Дело было в пятницу нового месяца Мухаррам двадцатого года Хиждры, или 22 декабря 640 года христианской эры. Император Ираклий I, с уже подорванным здоровьем, несколько лет назад вынужденный отбивать город у персов, предпринимал из Константинополя отчаянные вылазки, чтобы спасти метрополис. Согласно хронисту Феофану, он умер от водянки месяца через полтора, в феврале 641 года. Дважды византийские военачальники завладевали портом Александрии, и дважды Амр опрокидывал их в море. Несмотря на то что халиф не допускал и мысли о разрушении и разграблении города, Амр, выведенный из себя непрекращающимися вражескими атаками, сдержал обещание «сделать Александрию доступной со всех сторон словно жилище блудницы» и велел снести башни и значительную часть стен. Однако удержал своих людей от грабежа, к которому они стремились, и на том самом месте, где речами утихомирил их, воздвиг мечеть Милосердия.
Амр вовсе не был невежественным воином. Четырьмя годами ранее, заняв Сирию, он пригласил к себе патриарха и задал ему тонкие, если не щекотливые, вопросы о Священном писании и о так называемой божественной природе Христа. Он даже попросил проверить по еврейскому оригиналу точность перевода на греческий одного места из Книги Бытия; патриарх при этом сумел отстоять свою точку зрения.
В то время, когда Амр захватил Александрию, был еще жив, если верить «Истории мудрецов» Ибн аль-Кифти (есть такие, кто в этом сомневается), престарелый Иоанн Филопон, неутомимый, как о том гласит его прекрасное прозвание, комментатор Аристотеля. Иоанн был христианином (принадлежал к христианскому братству филопонов[2]), но приверженцем Аристотеля, а посему с чрезвычайной легкостью впал в ересь. Он сочинил трактат «О единстве», в котором утверждал, будто три лица Троицы обладают единой природой, хотя и, как он говорил, в трех ипостасях. Даже для невежд был ясен монофизитский склад таких рассуждений, едва прикрытый аристотелевской фразеологией; в самом деле, Иоанн губил себя, можно сказать, безвозвратно, когда признавал в конце, что Христос обладает только божественной природой. Долгие годы он жил затворником, как и подобает еретику, занимаясь грамматикой и математикой, продолжая притом свой прилежный и непрестанный труд по комментированию Аристотеля.
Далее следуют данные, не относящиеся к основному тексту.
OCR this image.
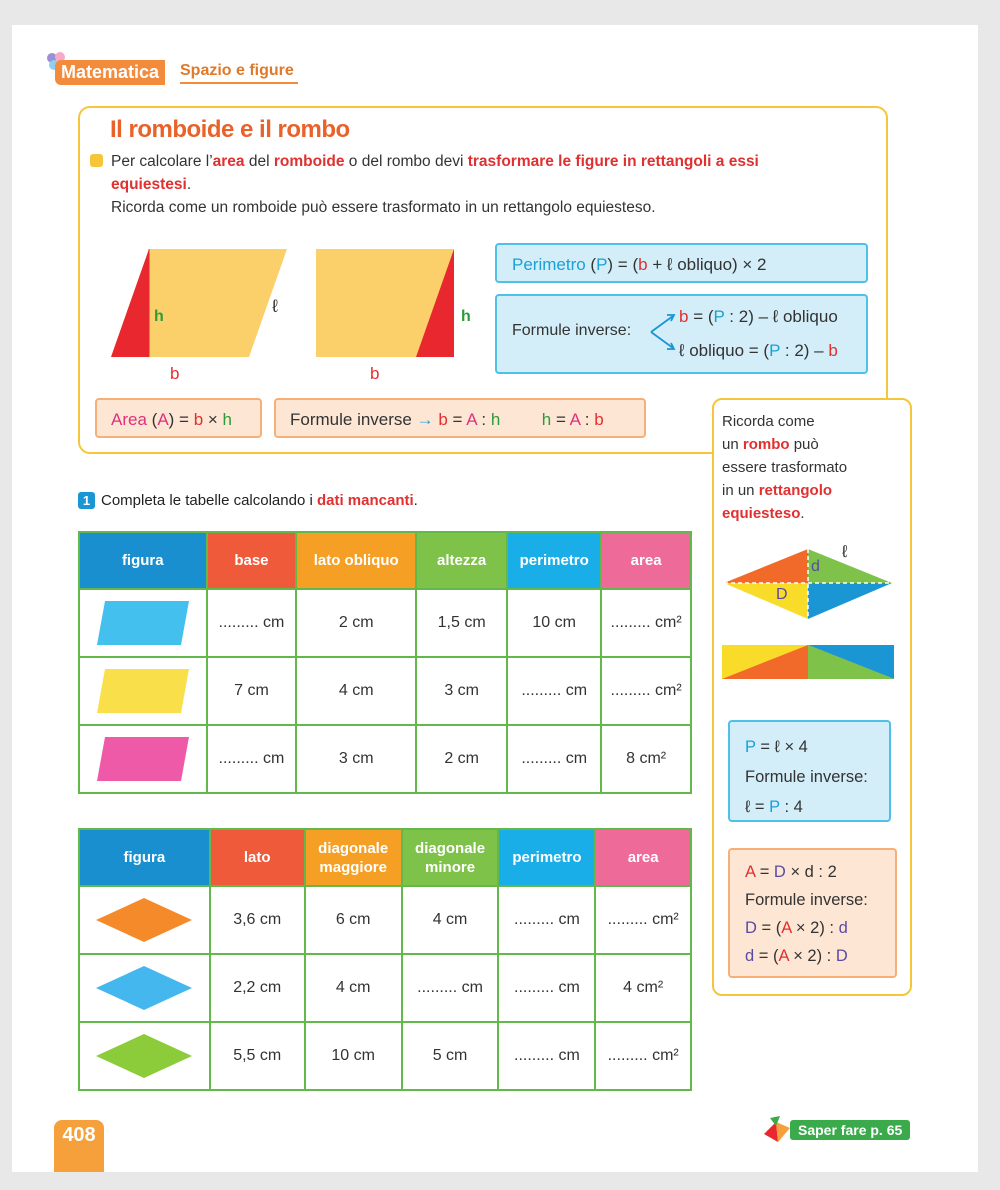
Matematica	Spazio e figure
Il romboide e il rombo
Per calcolare l’area del romboide o del rombo devi trasformare le figure in rettangoli a essi equiestesi.
Ricorda come un romboide può essere trasformato in un rettangolo equiesteso.
h
ℓ
b
h
b
Perimetro (P) = (b + ℓ obliquo) × 2
Formule inverse:
b = (P : 2) – ℓ obliquo
ℓ obliquo = (P : 2) – b
Area (A) = b × h	Formule inverse → b = A : h h = A : b	Ricorda come
un rombo può
essere trasformato
in un rettangolo
equiesteso.
ℓ
d
D
P = ℓ × 4
Formule inverse:
ℓ = P : 4
A = D × d : 2
Formule inverse:
D = (A × 2) : d
d = (A × 2) : D
1 Completa le tabelle calcolando i dati mancanti.
figura	base	lato obliquo	altezza	perimetro	area
	......... cm	2 cm	1,5 cm	10 cm	......... cm²
	7 cm	4 cm	3 cm	......... cm	......... cm²
	......... cm	3 cm	2 cm	......... cm	8 cm²
figura	lato	diagonale maggiore	diagonale minore	perimetro	area
	3,6 cm	6 cm	4 cm	......... cm	......... cm²
	2,2 cm	4 cm	......... cm	......... cm	4 cm²
	5,5 cm	10 cm	5 cm	......... cm	......... cm²
408	Saper fare p. 65
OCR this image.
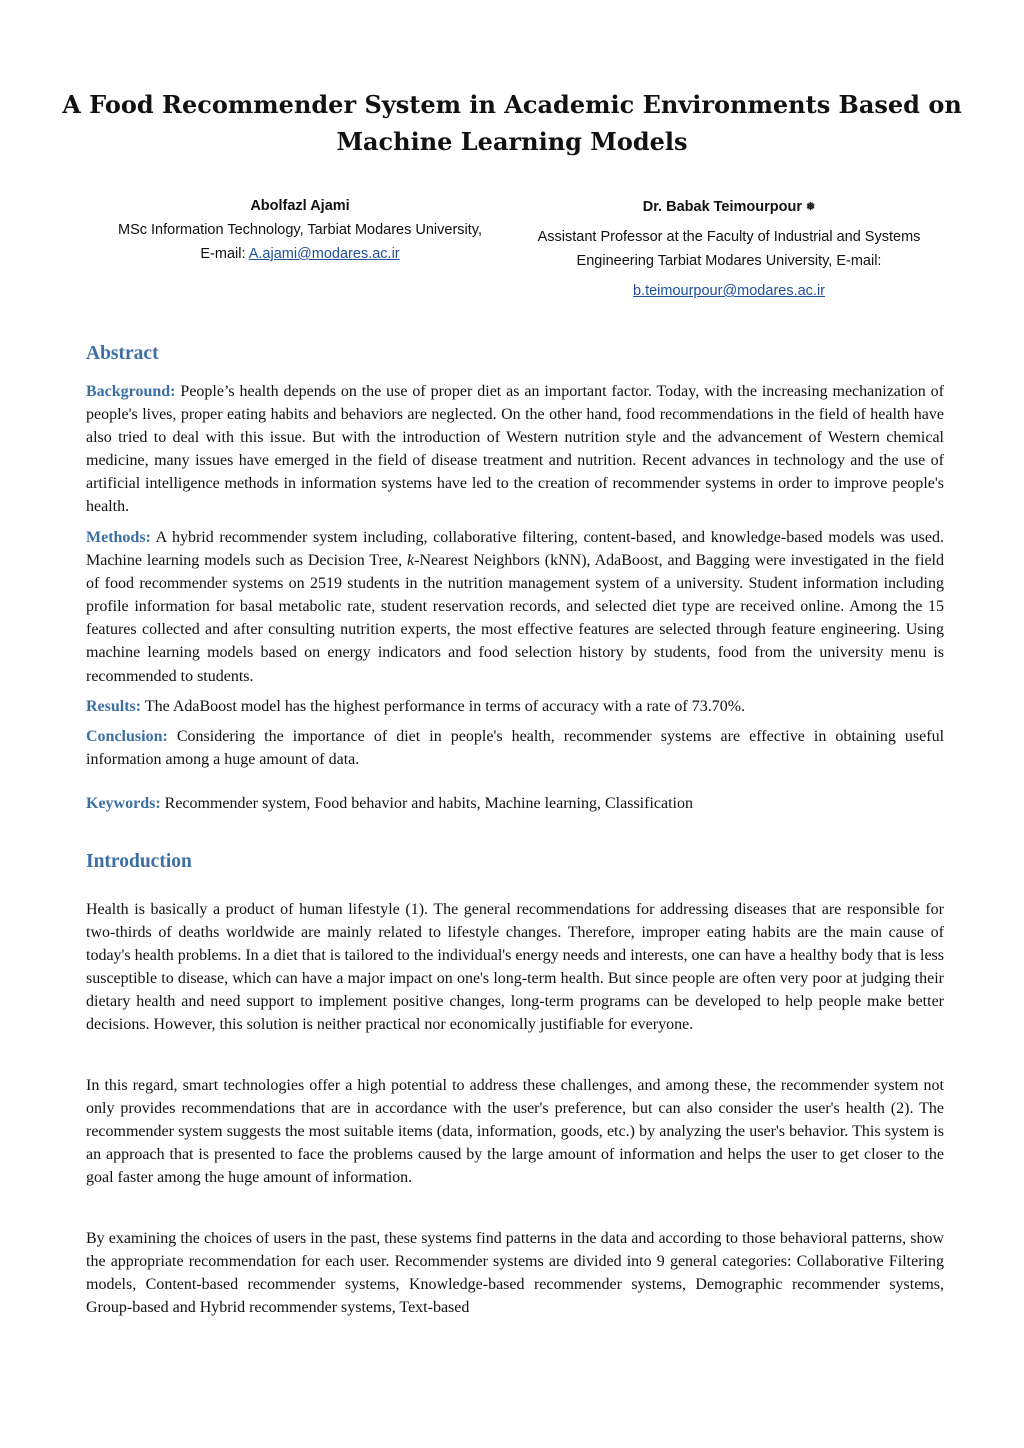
A Food Recommender System in Academic Environments Based on Machine Learning Models
Abolfazl Ajami
MSc Information Technology, Tarbiat Modares University,
E-mail: A.ajami@modares.ac.ir
Dr. Babak Teimourpour ❅
Assistant Professor at the Faculty of Industrial and Systems Engineering Tarbiat Modares University, E-mail:
b.teimourpour@modares.ac.ir
Abstract

Background: People’s health depends on the use of proper diet as an important factor. Today, with the increasing mechanization of people's lives, proper eating habits and behaviors are neglected. On the other hand, food recommendations in the field of health have also tried to deal with this issue. But with the introduction of Western nutrition style and the advancement of Western chemical medicine, many issues have emerged in the field of disease treatment and nutrition. Recent advances in technology and the use of artificial intelligence methods in information systems have led to the creation of recommender systems in order to improve people's health.

Methods: A hybrid recommender system including, collaborative filtering, content-based, and knowledge-based models was used. Machine learning models such as Decision Tree, k-Nearest Neighbors (kNN), AdaBoost, and Bagging were investigated in the field of food recommender systems on 2519 students in the nutrition management system of a university. Student information including profile information for basal metabolic rate, student reservation records, and selected diet type are received online. Among the 15 features collected and after consulting nutrition experts, the most effective features are selected through feature engineering. Using machine learning models based on energy indicators and food selection history by students, food from the university menu is recommended to students.

Results: The AdaBoost model has the highest performance in terms of accuracy with a rate of 73.70%.

Conclusion: Considering the importance of diet in people's health, recommender systems are effective in obtaining useful information among a huge amount of data.

Keywords: Recommender system, Food behavior and habits, Machine learning, Classification

Introduction

Health is basically a product of human lifestyle (1). The general recommendations for addressing diseases that are responsible for two-thirds of deaths worldwide are mainly related to lifestyle changes. Therefore, improper eating habits are the main cause of today's health problems. In a diet that is tailored to the individual's energy needs and interests, one can have a healthy body that is less susceptible to disease, which can have a major impact on one's long-term health. But since people are often very poor at judging their dietary health and need support to implement positive changes, long-term programs can be developed to help people make better decisions. However, this solution is neither practical nor economically justifiable for everyone.

In this regard, smart technologies offer a high potential to address these challenges, and among these, the recommender system not only provides recommendations that are in accordance with the user's preference, but can also consider the user's health (2). The recommender system suggests the most suitable items (data, information, goods, etc.) by analyzing the user's behavior. This system is an approach that is presented to face the problems caused by the large amount of information and helps the user to get closer to the goal faster among the huge amount of information.

By examining the choices of users in the past, these systems find patterns in the data and according to those behavioral patterns, show the appropriate recommendation for each user. Recommender systems are divided into 9 general categories: Collaborative Filtering models, Content-based recommender systems, Knowledge-based recommender systems, Demographic recommender systems, Group-based and Hybrid recommender systems, Text-based
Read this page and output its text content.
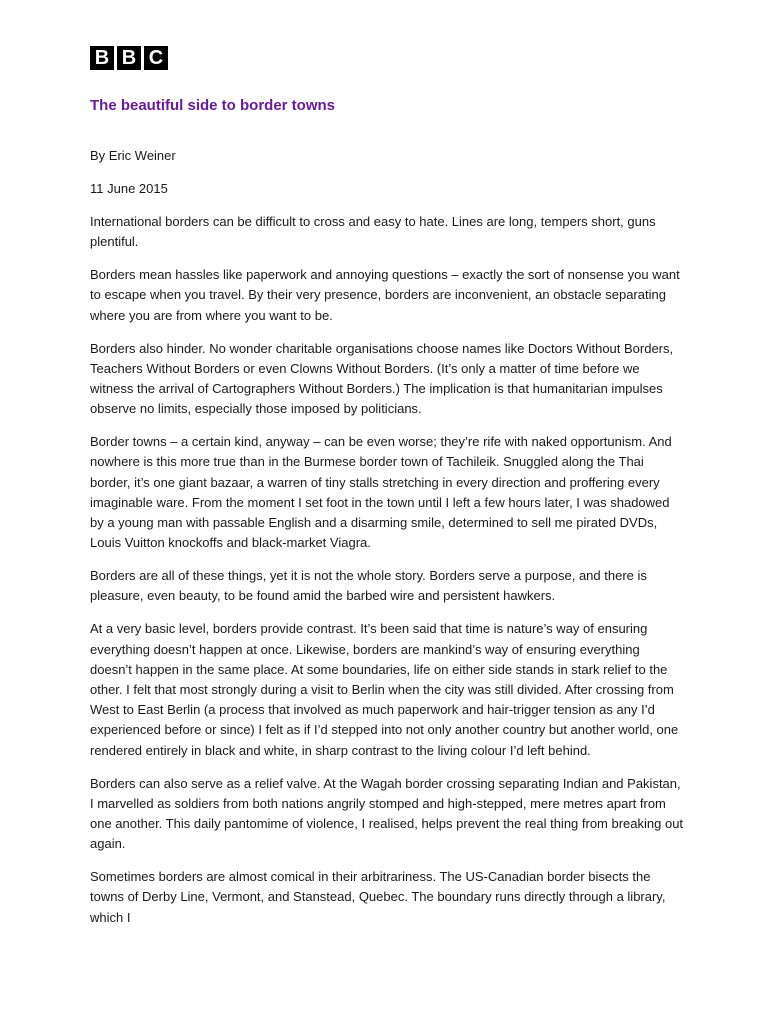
B B C
The beautiful side to border towns

By Eric Weiner

11 June 2015

International borders can be difficult to cross and easy to hate. Lines are long, tempers short, guns plentiful.

Borders mean hassles like paperwork and annoying questions – exactly the sort of nonsense you want to escape when you travel. By their very presence, borders are inconvenient, an obstacle separating where you are from where you want to be.

Borders also hinder. No wonder charitable organisations choose names like Doctors Without Borders, Teachers Without Borders or even Clowns Without Borders. (It’s only a matter of time before we witness the arrival of Cartographers Without Borders.) The implication is that humanitarian impulses observe no limits, especially those imposed by politicians.

Border towns – a certain kind, anyway – can be even worse; they’re rife with naked opportunism. And nowhere is this more true than in the Burmese border town of Tachileik. Snuggled along the Thai border, it’s one giant bazaar, a warren of tiny stalls stretching in every direction and proffering every imaginable ware. From the moment I set foot in the town until I left a few hours later, I was shadowed by a young man with passable English and a disarming smile, determined to sell me pirated DVDs, Louis Vuitton knockoffs and black-market Viagra.

Borders are all of these things, yet it is not the whole story. Borders serve a purpose, and there is pleasure, even beauty, to be found amid the barbed wire and persistent hawkers.

At a very basic level, borders provide contrast. It’s been said that time is nature’s way of ensuring everything doesn’t happen at once. Likewise, borders are mankind’s way of ensuring everything doesn’t happen in the same place. At some boundaries, life on either side stands in stark relief to the other. I felt that most strongly during a visit to Berlin when the city was still divided. After crossing from West to East Berlin (a process that involved as much paperwork and hair-trigger tension as any I’d experienced before or since) I felt as if I’d stepped into not only another country but another world, one rendered entirely in black and white, in sharp contrast to the living colour I’d left behind.

Borders can also serve as a relief valve. At the Wagah border crossing separating Indian and Pakistan, I marvelled as soldiers from both nations angrily stomped and high-stepped, mere metres apart from one another. This daily pantomime of violence, I realised, helps prevent the real thing from breaking out again.

Sometimes borders are almost comical in their arbitrariness. The US-Canadian border bisects the towns of Derby Line, Vermont, and Stanstead, Quebec. The boundary runs directly through a library, which I
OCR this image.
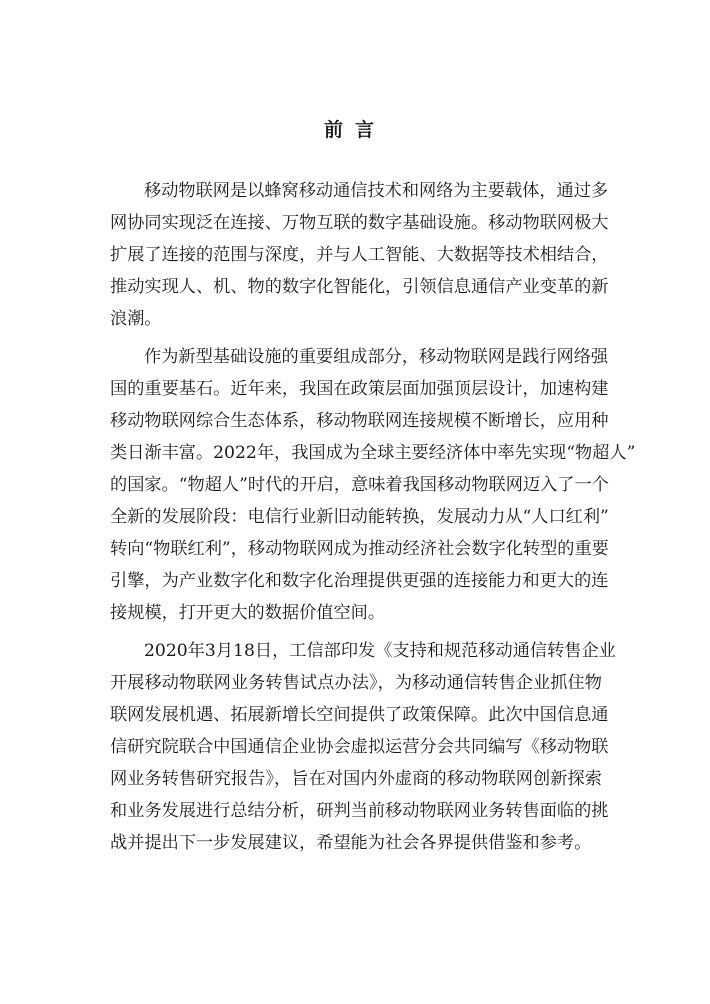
前言
移动物联网是以蜂窝移动通信技术和网络为主要载体，通过多
网协同实现泛在连接、万物互联的数字基础设施。移动物联网极大
扩展了连接的范围与深度，并与人工智能、大数据等技术相结合，
推动实现人、机、物的数字化智能化，引领信息通信产业变革的新
浪潮。
作为新型基础设施的重要组成部分，移动物联网是践行网络强
国的重要基石。近年来，我国在政策层面加强顶层设计，加速构建
移动物联网综合生态体系，移动物联网连接规模不断增长，应用种
类日渐丰富。2022年，我国成为全球主要经济体中率先实现“物超人”
的国家。“物超人”时代的开启，意味着我国移动物联网迈入了一个
全新的发展阶段：电信行业新旧动能转换，发展动力从“人口红利”
转向“物联红利”，移动物联网成为推动经济社会数字化转型的重要
引擎，为产业数字化和数字化治理提供更强的连接能力和更大的连
接规模，打开更大的数据价值空间。
2020年3月18日，工信部印发《支持和规范移动通信转售企业
开展移动物联网业务转售试点办法》，为移动通信转售企业抓住物
联网发展机遇、拓展新增长空间提供了政策保障。此次中国信息通
信研究院联合中国通信企业协会虚拟运营分会共同编写《移动物联
网业务转售研究报告》，旨在对国内外虚商的移动物联网创新探索
和业务发展进行总结分析，研判当前移动物联网业务转售面临的挑
战并提出下一步发展建议，希望能为社会各界提供借鉴和参考。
Амр стал навещать старика; особенно восхищали мусульманина его аргументы против той невероятной путаницы, какую христиане нагородили вокруг Троицы. Он как будто бы продолжал (но с собеседником, который, как он чувствовал, был почти что на его стороне) жаркие споры, которые вел с патриархом Сирии. Христологический диспут манил его, а может, и развлекал, если судить по тому вопросу, какой он задал патриарху: когда Христос, которого христиане также считают богом, находился во чреве Марии, управлял ли он и оттуда миром, как подобает божеству? Почтенный иаковит, вынужденный защищаться, дал на этот вопрос слабый ответ, напомнив, что сам Бог (Отец) не выпускал бразды правления даже тогда, когда был занят всем хорошо известной беседой с Моисеем, которая продолжалась сорок дней и сорок ночей. (В исторической достоверности таковой беседы даже мусульманин Амр не мог усомниться, поскольку о ней рассказывает Пятикнижие — книга, священная и для него.) Но потом сам патриарх был вынужден признать, что в Пятикнижии нет никакого намека на Троицу; и попытался объяснить столь неудобную фигуру умолчания в такой истинной книге, приведя аргумент воистину о двух концах: дескать, было бы неосмотрительно говорить об этом во времена, когда народы, в пору своего детства, слишком тяготели к многобожию. (Неосторожное допущение, будто вера в Троицу таит в себе коварно прокравшийся политеизм.)
Очевидно, что у Амра была хорошая защита против подобных несообразностей: слова Пророка охраняли его. «У Бога нет сыновей, — говорил тот. — Если бы у Бога был сын, я бы первый ему поклонился». И еще: «Не говорите, будто в Боге есть Троица, он один» и тому подобное. Но легко представить себе, как он наслаждался аргументами Филопона, тем более что они исходили, так сказать, из лагеря противника. Неумолимая логика старика захватывала его. Очень скоро они с Иоанном стали неразлучны.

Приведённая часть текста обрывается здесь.